Another name for the physical unclonable function is a physical hash function. The idea of physical unclonable functions or PUFs is to digitize physical properties of an object and thus to obtain a bit sequence (number) that is associated with the object. In this case, it is desirable for the bit sequences of two different physical objects to be uncorrelated. A simple example for purposes of illustration is a sheet of paper. When viewed under a microscope, it is possible to see a special fine structure of wood chips or cellulose portions. The structure is measured using a suitable algorithm and the result is presented as a bit sequence. This bit sequence is the PUF. Another sheet of paper generally produces a bit sequence that is uncorrelated with the bit sequence of the first sheet of paper.
The process for producing a bit sequence (the actual PUF thereof) from the properties of the physical object is called PUF generation. It is a typical aim for the PUF generation to be efficient.

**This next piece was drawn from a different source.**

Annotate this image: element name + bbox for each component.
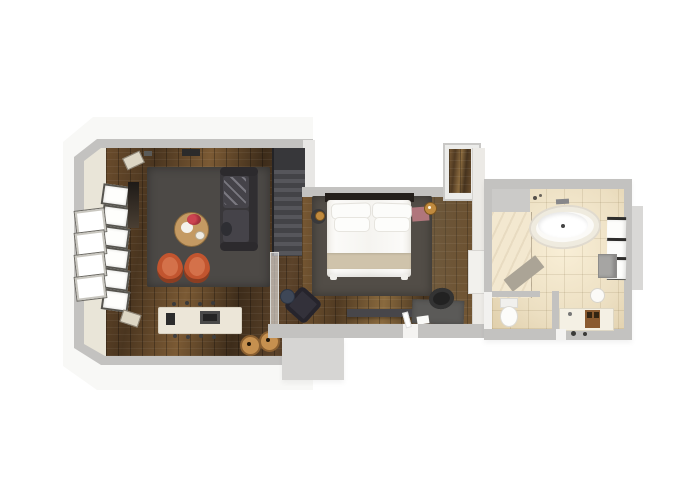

A desirable property of a PUF generation mechanism is that the same physical object produces the same bit sequence each time in the course of fresh PUF generation (that is to say in the course of a freshly made PUF request). However, this is typically not the case. Repeated PUF generation for the same physical object provides bit sequences that, although very similar to one another, are generally not identical to one another. This discrepancy is typically compensated for by using methods from coding theory (error correction). In this case, the error correction is typically carried out by a piece of special hardware or by a processor that executes an appropriate software program. It is desirable for the error correction to be made as efficient as possible in terms of hardware complexity and/or computation complexity.